Tuesday, January 28, 2014


Directed by David Soren.
2013. Rated PG, 96 minutes.
Mario Andretti

Ironically, Turbo (Reynolds) is a snail. He loves Formula One racing, especially his hero Guy Gagné (Hader) and wants nothing more than to go really fast. As you might imagine, being a snail makes this rather difficult. Still, a boy can dream. Unfortunately, that dreaming makes it hard for him to perform the mundane tasks of daily life. This includes doing his job for which he is under the supervision of his much more cautious brother Chet (Giamatti). Frustrated with life, Turbo finds himself looking over the freeway. Somehow he finds himself on it, barely surviving the harrowing ordeal. When he comes to, he discovers that his shell is suddenly a high-powered engine that enables him to travel at ridiculous speeds. One thing leads to another and Turbo and Chet wind up in the care of Tito (Peña), a taco salesman/snail racer with big ideas. Trying to get Turbo into the Indy 500 ensues.

Following Turbo on his quest is a fun adventure that is well paced and breezes by easily. The racing scenes are all exciting and should bring the youngsters to the edge of their seats as a decent amount of tension is created by them. The story between them holds together pretty well, also. As nonsensical as it sounds, we buy into it.
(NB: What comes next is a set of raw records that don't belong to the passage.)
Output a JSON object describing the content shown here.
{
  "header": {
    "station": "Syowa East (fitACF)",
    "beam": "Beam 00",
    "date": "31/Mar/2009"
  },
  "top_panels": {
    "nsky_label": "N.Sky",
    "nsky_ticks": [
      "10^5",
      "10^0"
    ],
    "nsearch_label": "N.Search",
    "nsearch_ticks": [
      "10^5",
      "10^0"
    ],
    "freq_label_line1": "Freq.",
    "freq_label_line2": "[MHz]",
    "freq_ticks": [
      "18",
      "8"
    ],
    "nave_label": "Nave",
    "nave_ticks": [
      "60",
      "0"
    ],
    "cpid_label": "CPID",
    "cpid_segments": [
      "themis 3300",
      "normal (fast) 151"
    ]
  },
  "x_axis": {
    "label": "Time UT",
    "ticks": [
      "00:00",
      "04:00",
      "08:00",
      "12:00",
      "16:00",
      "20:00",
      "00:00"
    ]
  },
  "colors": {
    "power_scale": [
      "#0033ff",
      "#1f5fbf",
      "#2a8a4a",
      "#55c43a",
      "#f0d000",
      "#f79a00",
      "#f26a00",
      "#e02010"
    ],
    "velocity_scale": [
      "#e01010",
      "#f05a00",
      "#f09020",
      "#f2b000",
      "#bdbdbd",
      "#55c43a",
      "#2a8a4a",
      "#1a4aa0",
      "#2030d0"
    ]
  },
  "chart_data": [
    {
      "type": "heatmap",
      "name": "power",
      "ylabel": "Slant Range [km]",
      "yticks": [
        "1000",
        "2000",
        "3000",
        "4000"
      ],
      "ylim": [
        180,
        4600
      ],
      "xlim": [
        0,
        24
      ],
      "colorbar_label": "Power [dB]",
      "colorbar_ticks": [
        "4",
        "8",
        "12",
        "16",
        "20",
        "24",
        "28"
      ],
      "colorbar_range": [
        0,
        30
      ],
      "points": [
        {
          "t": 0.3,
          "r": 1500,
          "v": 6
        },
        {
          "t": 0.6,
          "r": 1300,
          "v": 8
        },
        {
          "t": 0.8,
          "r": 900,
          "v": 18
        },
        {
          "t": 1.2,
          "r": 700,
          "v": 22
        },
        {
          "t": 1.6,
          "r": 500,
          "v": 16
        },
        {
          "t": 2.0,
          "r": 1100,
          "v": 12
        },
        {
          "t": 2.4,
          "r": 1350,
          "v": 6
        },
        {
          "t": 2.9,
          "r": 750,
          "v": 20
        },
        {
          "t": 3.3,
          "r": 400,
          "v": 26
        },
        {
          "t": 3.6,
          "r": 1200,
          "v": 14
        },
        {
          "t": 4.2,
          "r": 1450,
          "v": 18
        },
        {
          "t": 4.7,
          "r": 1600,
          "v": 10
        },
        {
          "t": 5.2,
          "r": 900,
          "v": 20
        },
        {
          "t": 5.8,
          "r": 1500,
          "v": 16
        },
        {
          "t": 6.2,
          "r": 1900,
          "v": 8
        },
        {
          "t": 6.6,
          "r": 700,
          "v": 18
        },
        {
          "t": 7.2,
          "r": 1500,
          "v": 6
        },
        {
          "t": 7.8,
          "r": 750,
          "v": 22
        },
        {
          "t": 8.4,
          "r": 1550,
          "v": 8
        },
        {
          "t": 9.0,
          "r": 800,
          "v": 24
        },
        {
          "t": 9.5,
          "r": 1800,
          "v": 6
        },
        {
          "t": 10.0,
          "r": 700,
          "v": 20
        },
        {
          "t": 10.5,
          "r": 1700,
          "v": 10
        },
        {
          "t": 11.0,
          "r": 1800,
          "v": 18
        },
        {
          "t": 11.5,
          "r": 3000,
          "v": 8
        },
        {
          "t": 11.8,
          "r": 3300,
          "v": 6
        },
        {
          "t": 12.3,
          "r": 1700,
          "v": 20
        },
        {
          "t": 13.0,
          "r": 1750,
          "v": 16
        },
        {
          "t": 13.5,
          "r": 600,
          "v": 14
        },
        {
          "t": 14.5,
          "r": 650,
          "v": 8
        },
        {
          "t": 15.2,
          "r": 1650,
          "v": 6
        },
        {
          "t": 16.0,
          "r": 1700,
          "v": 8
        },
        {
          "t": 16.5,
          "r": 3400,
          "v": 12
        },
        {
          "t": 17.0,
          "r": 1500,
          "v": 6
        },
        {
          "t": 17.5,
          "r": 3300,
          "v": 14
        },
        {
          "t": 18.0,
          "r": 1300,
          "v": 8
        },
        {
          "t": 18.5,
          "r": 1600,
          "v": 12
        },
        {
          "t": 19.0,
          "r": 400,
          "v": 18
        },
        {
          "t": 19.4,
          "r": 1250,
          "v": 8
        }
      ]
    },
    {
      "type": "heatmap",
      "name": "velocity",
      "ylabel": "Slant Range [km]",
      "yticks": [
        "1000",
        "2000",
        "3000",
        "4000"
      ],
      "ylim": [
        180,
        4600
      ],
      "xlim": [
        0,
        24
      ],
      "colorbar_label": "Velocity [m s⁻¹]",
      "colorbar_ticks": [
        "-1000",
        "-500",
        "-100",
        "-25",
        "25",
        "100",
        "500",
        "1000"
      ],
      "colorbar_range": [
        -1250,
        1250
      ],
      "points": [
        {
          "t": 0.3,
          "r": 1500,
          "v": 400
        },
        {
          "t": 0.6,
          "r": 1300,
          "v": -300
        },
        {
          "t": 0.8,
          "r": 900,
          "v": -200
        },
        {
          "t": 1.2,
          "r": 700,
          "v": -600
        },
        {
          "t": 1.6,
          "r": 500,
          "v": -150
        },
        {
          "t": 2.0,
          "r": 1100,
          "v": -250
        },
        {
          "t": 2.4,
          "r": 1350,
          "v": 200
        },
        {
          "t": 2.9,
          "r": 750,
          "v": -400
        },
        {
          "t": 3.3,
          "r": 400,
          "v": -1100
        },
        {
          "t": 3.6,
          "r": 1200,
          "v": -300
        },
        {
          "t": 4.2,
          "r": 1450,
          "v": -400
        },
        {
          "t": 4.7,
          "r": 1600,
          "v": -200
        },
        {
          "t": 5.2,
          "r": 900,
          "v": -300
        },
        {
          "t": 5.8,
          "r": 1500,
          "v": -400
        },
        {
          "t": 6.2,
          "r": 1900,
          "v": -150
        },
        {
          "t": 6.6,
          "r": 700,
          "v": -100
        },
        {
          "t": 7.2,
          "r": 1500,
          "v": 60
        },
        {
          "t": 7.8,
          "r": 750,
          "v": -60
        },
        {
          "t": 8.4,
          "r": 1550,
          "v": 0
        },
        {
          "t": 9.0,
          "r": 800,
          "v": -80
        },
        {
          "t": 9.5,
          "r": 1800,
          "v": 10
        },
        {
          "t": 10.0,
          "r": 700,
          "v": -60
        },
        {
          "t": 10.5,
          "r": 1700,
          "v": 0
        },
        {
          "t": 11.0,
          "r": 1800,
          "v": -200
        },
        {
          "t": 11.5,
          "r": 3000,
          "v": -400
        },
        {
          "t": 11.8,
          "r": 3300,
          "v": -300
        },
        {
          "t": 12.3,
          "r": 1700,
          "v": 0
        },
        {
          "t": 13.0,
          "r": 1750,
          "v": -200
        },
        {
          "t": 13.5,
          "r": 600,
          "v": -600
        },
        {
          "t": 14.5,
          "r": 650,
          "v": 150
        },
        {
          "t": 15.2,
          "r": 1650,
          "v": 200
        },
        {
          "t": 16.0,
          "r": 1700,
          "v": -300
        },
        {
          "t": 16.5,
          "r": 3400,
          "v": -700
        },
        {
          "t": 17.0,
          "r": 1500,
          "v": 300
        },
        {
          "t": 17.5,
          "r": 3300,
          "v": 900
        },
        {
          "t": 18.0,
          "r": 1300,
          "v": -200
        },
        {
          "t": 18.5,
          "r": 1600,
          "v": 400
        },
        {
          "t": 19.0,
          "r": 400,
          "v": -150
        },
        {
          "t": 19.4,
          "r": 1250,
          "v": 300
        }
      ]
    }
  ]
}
We get caught up in whether or not this little snail can do the impossible.

Helping to sell all of this to us is a remarkable cast. To me, this begins with two wonderful actors doing superb voice work, Paul Giamatti and the incomparable Samuel L. Jackson. Both are just plain amazing. Giamatti provides a persistent naysayer who makes his opinions clearly known. Jackson brings his familiar persona to the role and somehow makes it all the way through the film without dropping F-bombs. Between the two of them, they get most of the movie’s best lines. However, they are not alone. Michael Peña, Bill Hader, Snoop, and Ken Jeong are all excellent, as well. Luis Guzman shines in the very nearly thankless role of Tito’s big brother Angelo, but not given nearly as much to do. All of them overshadow leading snail Ryan Reynolds. It’s not that he is bad, it’s that they are so good.

By the end, we have an easily graspable film about chasing your dreams and never giving up. This message is telegraphed pretty far in advance so that might lessen some of its potency, but it still works. Best of all, it’s not something we have to dwell on. Things are kept lighthearted enough so the kids don’t feel brow-beaten when it’s over. It stands a bit ahead of most animated kiddie fare, but is not quite special.